In 1995 Young joined what is now a four-partner investment group called Hamilton Associates, L.L.C., based in White Plains, N.Y. Young created what he now calls the Hamilton Development Group to pursue the Ivanpah project. He enlisted the help of French engineering firm Dumez-GTM, an international player in large-scale capital projects like bridges and tunnels.

Young's lofty goal is to position Ivanpah as the hub of a new-age cargo system that orchestrates airplanes, trains and trucks moving products and goods faster than ever before. Young believes that Internet-driven electronic commerce will prod the cargo industry into becoming more efficient.

Young proposes to make the airport a public-private operation wherein Clark County puts up the land and the Hamilton group pays to build the airport, which Young sets at about $300 million. The county would own the airport, but Hamilton would "design, build, operate and maintain" the cargo operations.

Hamilton and Clark County would split the airport profits.

"These are expensive projects that involve a certain amount of risk," Young said.

Young wants to create a consortium of three to five companies to join Hamilton.

Young won't say which companies he is courting. No companies have committed yet, he said.

Young also won't say how much he hopes to make in eventual profits.

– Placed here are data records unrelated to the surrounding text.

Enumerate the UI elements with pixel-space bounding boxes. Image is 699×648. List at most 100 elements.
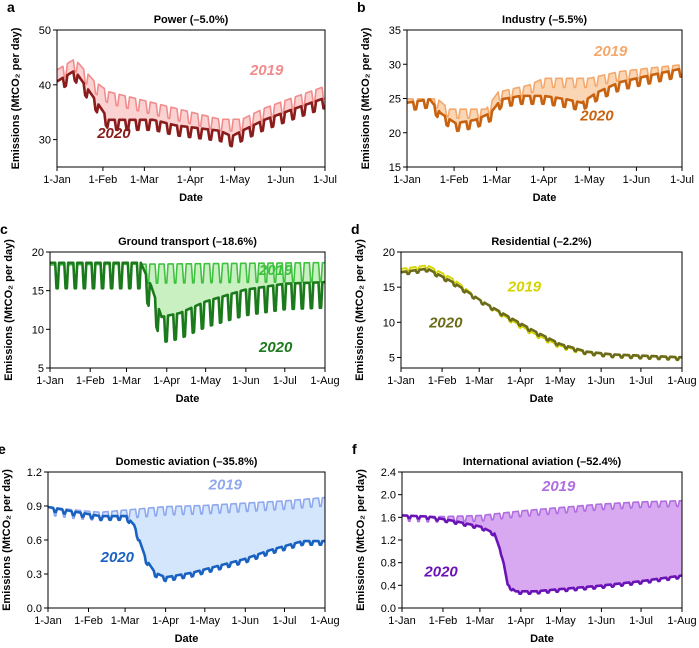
- y-axis-label: Emissions (MtCO₂ per day): [1, 469, 13, 611]
- x-tick-label: 1-Jul: [629, 375, 653, 387]
- series-label-2019: 2019: [258, 262, 293, 279]
- x-tick-label: 1-Apr: [152, 615, 179, 627]
- y-tick-label: 30: [389, 59, 401, 71]
- x-tick-label: 1-Aug: [310, 615, 339, 627]
- series-line-2020: [400, 267, 683, 362]
- y-tick-label: 1.6: [381, 512, 396, 524]
- y-tick-label: 2.4: [381, 467, 396, 479]
- panel-letter: b: [357, 0, 366, 15]
- x-tick-label: 1-Aug: [667, 615, 696, 627]
- series-label-2020: 2020: [423, 564, 458, 581]
- x-tick-label: 1-Jun: [623, 174, 651, 186]
- x-tick-label: 1-Mar: [482, 174, 511, 186]
- y-tick-label: 50: [39, 25, 51, 37]
- panel-letter: f: [352, 441, 357, 457]
- panel-letter: d: [351, 221, 360, 237]
- x-tick-label: 1-Jan: [34, 615, 62, 627]
- x-tick-label: 1-Apr: [177, 174, 204, 186]
- series-label-2020: 2020: [579, 107, 614, 124]
- x-tick-label: 1-Jun: [267, 174, 295, 186]
- series-label-2020: 2020: [258, 339, 293, 356]
- x-tick-label: 1-Mar: [112, 375, 141, 387]
- y-tick-label: 0.0: [27, 603, 42, 615]
- x-tick-label: 1-Jul: [273, 615, 297, 627]
- chart-panel-c: c Ground transport (–18.6%) 5 10 15 20 1-Jan 1-…: [0, 221, 340, 405]
- y-axis-label: Emissions (MtCO₂ per day): [3, 239, 15, 381]
- plot-frame: [49, 251, 326, 369]
- x-tick-label: 1-May: [190, 375, 221, 387]
- x-tick-label: 1-Feb: [89, 174, 118, 186]
- panel-title: Power (–5.0%): [154, 14, 229, 26]
- y-tick-label: 20: [389, 128, 401, 140]
- x-tick-label: 1-Mar: [466, 615, 495, 627]
- x-axis-label: Date: [179, 192, 203, 204]
- plot-frame: [56, 29, 326, 168]
- x-tick-label: 1-Jan: [387, 375, 415, 387]
- series-line-2020: [56, 70, 326, 148]
- panel-title: Residential (–2.2%): [491, 236, 592, 248]
- x-tick-label: 1-Jan: [43, 174, 71, 186]
- x-axis-label: Date: [176, 393, 200, 405]
- x-tick-label: 1-Apr: [530, 174, 557, 186]
- y-tick-label: 0.8: [381, 558, 396, 570]
- x-tick-label: 1-Jan: [388, 615, 416, 627]
- y-tick-label: 1.2: [27, 467, 42, 479]
- series-line-2019: [56, 59, 326, 132]
- x-tick-label: 1-Aug: [310, 375, 339, 387]
- y-axis-label: Emissions (MtCO₂ per day): [10, 27, 22, 169]
- series-label-2019: 2019: [507, 278, 542, 295]
- y-tick-label: 0.4: [381, 580, 396, 592]
- series-line-2020: [401, 514, 683, 595]
- y-tick-label: 0.6: [27, 535, 42, 547]
- y-tick-label: 10: [32, 324, 44, 336]
- y-tick-label: 15: [32, 286, 44, 298]
- x-tick-label: 1-May: [574, 174, 605, 186]
- chart-panel-d: d Residential (–2.2%) 5 10 15 20 1-Jan 1-Feb 1-M…: [351, 221, 697, 405]
- series-line-2020: [49, 261, 326, 343]
- y-axis-label: Emissions (MtCO₂ per day): [354, 239, 366, 381]
- y-axis-label: Emissions (MtCO₂ per day): [355, 469, 367, 611]
- y-tick-label: 5: [38, 363, 44, 375]
- x-tick-label: 1-Mar: [111, 615, 140, 627]
- y-tick-label: 15: [389, 162, 401, 174]
- x-tick-label: 1-Feb: [74, 615, 103, 627]
- y-tick-label: 20: [32, 247, 44, 259]
- series-label-2020: 2020: [428, 314, 463, 331]
- x-axis-label: Date: [175, 633, 199, 645]
- x-tick-label: 1-Aug: [667, 375, 696, 387]
- x-axis-label: Date: [533, 192, 557, 204]
- y-tick-label: 1.2: [381, 535, 396, 547]
- x-tick-label: 1-Mar: [130, 174, 159, 186]
- y-tick-label: 10: [383, 317, 395, 329]
- y-tick-label: 35: [389, 25, 401, 37]
- y-tick-label: 40: [39, 80, 51, 92]
- x-tick-label: 1-Jun: [232, 375, 260, 387]
- x-tick-label: 1-Feb: [429, 615, 458, 627]
- x-tick-label: 1-Jul: [670, 174, 694, 186]
- x-tick-label: 1-Apr: [507, 615, 534, 627]
- x-tick-label: 1-Jun: [587, 375, 615, 387]
- x-tick-label: 1-May: [545, 375, 576, 387]
- x-tick-label: 1-Feb: [76, 375, 105, 387]
- panel-title: Domestic aviation (–35.8%): [116, 456, 258, 468]
- panel-letter: e: [0, 441, 6, 457]
- panel-letter: c: [0, 221, 8, 237]
- series-label-2019: 2019: [593, 43, 628, 60]
- y-tick-label: 0.0: [381, 603, 396, 615]
- y-tick-label: 2.0: [381, 490, 396, 502]
- chart-panel-f: f International aviation (–52.4%) 0.0 0.4 0.…: [352, 441, 697, 645]
- series-label-2020: 2020: [100, 549, 135, 566]
- series-line-2019: [47, 496, 326, 522]
- x-tick-label: 1-Jun: [232, 615, 260, 627]
- x-tick-label: 1-Jan: [393, 174, 421, 186]
- y-axis-label: Emissions (MtCO₂ per day): [360, 27, 372, 169]
- y-tick-label: 0.3: [27, 569, 42, 581]
- y-tick-label: 30: [39, 135, 51, 147]
- series-label-2020: 2020: [96, 125, 131, 142]
- x-axis-label: Date: [530, 633, 554, 645]
- panel-letter: a: [7, 0, 15, 15]
- x-tick-label: 1-Apr: [153, 375, 180, 387]
- x-tick-label: 1-Jun: [588, 615, 616, 627]
- x-tick-label: 1-May: [219, 174, 250, 186]
- x-tick-label: 1-May: [190, 615, 221, 627]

Young, who gave Reid $500 for his 1998 campaign, said he has spoken with the senator more than six times beginning in April 1997, by his estimate, as well as with Gibbons and Bryan.

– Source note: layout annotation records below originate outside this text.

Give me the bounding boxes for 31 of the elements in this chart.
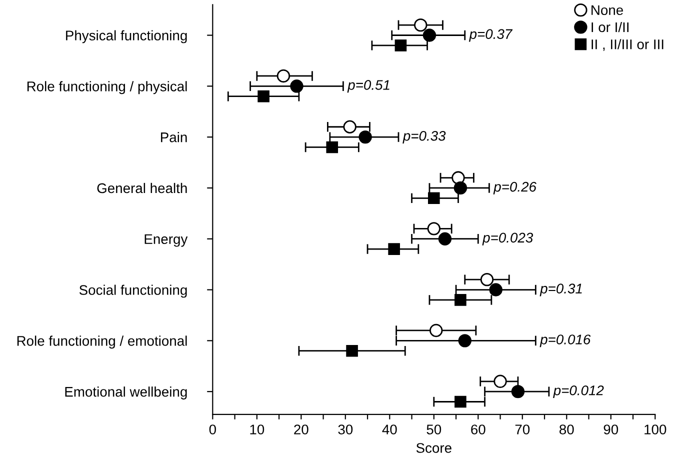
y-tick-label: General health [97,182,187,194]
y-tick-label: Physical functioning [66,30,187,44]
y-tick-label: Social functioning [79,284,187,298]
legend-label: I or I/II [592,22,628,32]
x-tick-label: 90 [604,424,618,434]
annotation: p=0.016 [540,334,591,348]
x-tick-label: 70 [515,424,530,434]
annotation: p=0.51 [347,80,390,93]
annotation: p=0.26 [493,182,536,194]
legend-label: None [592,5,623,16]
x-tick-label: 10 [250,424,264,434]
x-tick-label: 50 [426,424,442,434]
x-tick-label: 20 [294,424,308,434]
y-tick-label: Energy [144,234,188,247]
x-tick-label: 0 [209,424,216,434]
x-tick-label: 80 [560,424,574,434]
annotation: p=0.012 [553,385,604,398]
y-tick-label: Role functioning / physical [27,81,187,94]
x-tick-label: 100 [644,424,666,434]
annotation: p=0.33 [402,130,446,144]
y-tick-label: Emotional wellbeing [65,386,187,400]
annotation: p=0.37 [468,29,513,42]
y-tick-label: Role functioning / emotional [17,336,187,349]
x-axis-title: Score [416,443,452,453]
legend-label: II , II/III or III [592,39,664,51]
y-tick-label: Pain [161,132,187,142]
annotation: p=0.31 [540,284,582,296]
x-tick-label: 30 [338,424,353,434]
x-tick-label: 60 [471,424,486,434]
annotation: p=0.023 [482,232,534,246]
x-tick-label: 40 [382,424,397,434]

"In a state like Nevada, if the delegation wants to be accessible, they are very accessible," Young said.

Reid and Gibbons do not recall having conversations with Young, they said. But they like his cargo hub idea. Still, everyone involved says the county, not Young, is driving the Ivanpah proposal.

"We are going to drive this process whether (Young) is at the table or not," the county's Walker said.

Notably absent from the cast of players in the Ivanpah proposal so far are businesses that would benefit most from a new airport.

Perhaps most notably absent are the casinos, including the MGM and Mandalay Bay, which operate casinos in Jean and Primm.

They have not lobbied for the airport, Reid and Gibbons say.

The Las Vegas Convention and Visitors Authority has been only slightly more vocal.

"The benefit to tourism is that you would reduce congestion, not only of cargo traffic, but in general aviation and make more room to generate more passenger flow both domestically and internationally," said the LVCVA's Bill Mahaffey, transportation manager.

Interviews with other business interests, including warehouse operators, railroad owners, construction companies, developers and delivery services consistently revealed that few know -- or admit knowing -- anything about the Ivanpah proposal.

Among those who said they had scarcely heard of the proposal were spokesmen with cargo shippers United Parcel Service and the U.S. Postal Service, Bechtel Corp. of Nevada, which is overseeing airport projects at McCarran Airport, Union Pacific Railroad and several airlines.

Others who had heard little of Ivanpah include the Air Transportation Association, which represents major airlines, the Air Forwarders Association, a leading air cargo association and the National Industrial Transportation League Shippers Association.

Construction companies stand to gain millions in lucrative contracts with a major capital project like an airport. But officials at Southern Nevada's largest construction association, Associated General Contractors, haven't thought much about Ivanpah.

"We certainly do lobby for pro-growth initiatives, but not necessarily specifically for the Ivanpah Airport," Tony Illia, an AGC spokesman, said.

"To be perfectly honest with you, I wasn't aware if this was an actual proposal or a pie-in-the-sky kind of thing," added Corey Newcome, project manager for Las Vegas Paving Corp., which has done major runway projects at McCarran. "But we'd certainly be interested."

For now, most corporations are watching to see what Congress does with the Ivanpah proposal, officials say.

"I hope it passes next session, and I hope it passes early on in the session," Gibbons said. "Each year that we delay passage of this bill we get perilously close to not being able to meet the traveling needs of the people visiting Las Vegas."